身体が動かないわけじゃないけれど、頭が働かない。そんな感覚。
「人はそれを不調というんだよ。きみは今、身体に不調をきたしている。その理由は自分でもわかるだろう? わからない? そんなことはない。きみは確かにショックを受けているんだ。たった半年、短い期間とは言え、確かに付き合いのあった他人ならぬ先輩である、鮫アリアさんの死体を見てね」
ソファに深く腰を落ち着け、つみきさんは滔々と語る。
「人の死を含め、暴力というのはそれだけで刺激が強い。そして強い刺激ほど人に――生物に影響を与えるものだ。良くも悪くもね。さて、ちょっとした雑談でもしようか。なに、大したものじゃない。ソファに寝そべってスマホを弄りながら垂れ流しのテレビに耳を傾ける程度の気持ちで聞いてくれ、カウンセリングとはそういうものだ」
はて、つみきさんはカウンセラーだったか。
「ぱずる君、きみは誰かに石を投げたことは勿論無いだろう? いじめをした経験も当然ない。かといって、見て見ぬ振りをしなかったことは一度だってない、ということでもない。有り体に言えば、どこにでもいる平凡な人間だ。平凡で普通、だからショックを受けるのは不思議でもなんでもない。いくらきみがネットでR-18G相当のゴア表現を浴びていようとね。ふふふ、きみの過去の行動については、ちゃんときみの両親から聞いてるよ。だからこそバレンタインチョコをスマホ貸与の条件にしたんだけどね。健全な生活できている証明になるから。
「おっと話が逸れたね――雑談で話が逸れるも何もないなんて、悲しいことは言わないでくれよ。私だって悲しいことを言われるとそれだけで傷付くんだ。人間だからね。
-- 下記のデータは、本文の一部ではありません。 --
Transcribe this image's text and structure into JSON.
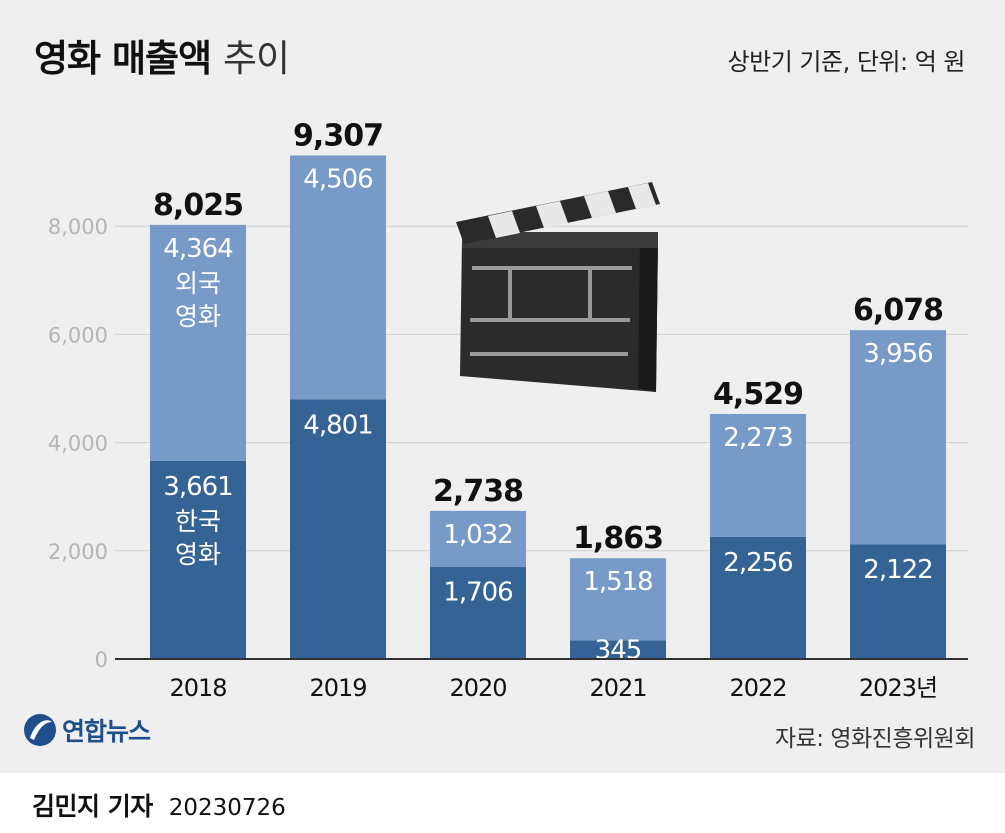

「人間にとって強い刺激はそれだけで娯楽だ。これだけ娯楽の選択肢が増えた現代においてもそれは変わらない。悲しいね、どれだけ文明が成長しようと人の根源は紀元前からちっとも変わらないんだから。毎日誰かしらを悪人に仕立て上げ叩くネットにテレビ、井戸端会議。公開処刑なんて残酷ショーが娯楽だったというのも頷ける。
「公開処刑を楽しむ大衆のほとんどは普段人も殴れないような善人だった、なんて話もある。殴れないような――ってのはさすがに眉唾だけれど、善良なのは違いない。善良じゃなきゃそもそもその場にいられないんだから。悪逆では処刑される側だ。そんな連中が人の残虐な死をエンタメとして楽しむんだ。想像できるかい?
「パン屋の気の良いおばさんが、職人気質のおじさんが、身重の母が、大黒柱の父が、一人の人間の死を楽しむんだ。楽しんで石を投げつけるんだ。
「きみをどこにでもいる平凡で普通な人間と称したけれど、彼らも間違いなく普通の人間だ。そんな人間がどうして同じ人間に平気で石を投げられるのか、想像するのも苦痛?
「なら代わりに説明しよう。
「彼らは平凡で普通である以上に善良な人間だ。善良故に病人がいれば看病するし、困ってる人がいれば手を差し伸べるし、悪人がいれば容赦しない。
「つまり公開処刑は善良な人間が善良なまま、善良な精神に従って石を投げれる娯楽なんだよ。だからこそ、善良な人が、善良な人のままで人間に石を投げつける凶行に出ることができる。まさしくヒトコワ系のホラーだね。夏なら大ヒット間違いなしの映画になる。
「公開処刑なんて節分の豆撒きと同じなんだよ。石を豆に変えて、人間を鬼に変えればその感情をきみでも理解できるだろう? 違いがあるとすれば、豆で鬼は死なないが、石で人は死ぬと言うことか。どの道公開処刑の時点で死は確定してるけどね。
「おっと、話がまた逸れた。まあつまりだ、他人の気持ちや感情なんてのは推測すれば案外簡単に理解できてしまう。私はきみ以上に人の気持ちを理解する能力が乏しいけれど、それでも推理しようとすれば出来てしまう。
「そしてきみの今の状態を言うと、ただ単に恐怖してるんだよ。
「ショックを受けて動けないのはその通りだけれど、そのショックの原因は強い刺激じゃない。恐怖だ。
「身近な人間が、見るも無惨な死を迎えたと言う事実にね。
「正しい反応なんだから取り繕う必要なんて何もない。私としてはむしろ嬉しいよ。きみにも普通の中学生らしいところがあったんだからね。
「スマホ? それとこれとは別だ。きみとの勝負は一旦お預けの状態だからね。
「ふふふ、どうやら普段の調子が戻ってきたようだね。私のカウンセリングもあながち馬鹿にできないだろう? なに、知り合いのカウンセラーをちょっとだけ参考にさせてもらっただけだよ。資格なんて持ち合わせちゃいない。出来るからやった、それだけの話だ。
「うん? ああ、そうだろうね。きみは死体を見て恐怖してるんじゃない。
「ゴア表現を散々見てきた人間が本物の死体を見て恐怖しました、なんてのは少なくない話だけれど、今回はそれとは違う。
「きみの恐怖はずっと現実的だ。
「身近にいる善良な人間が凶行に及んでいる。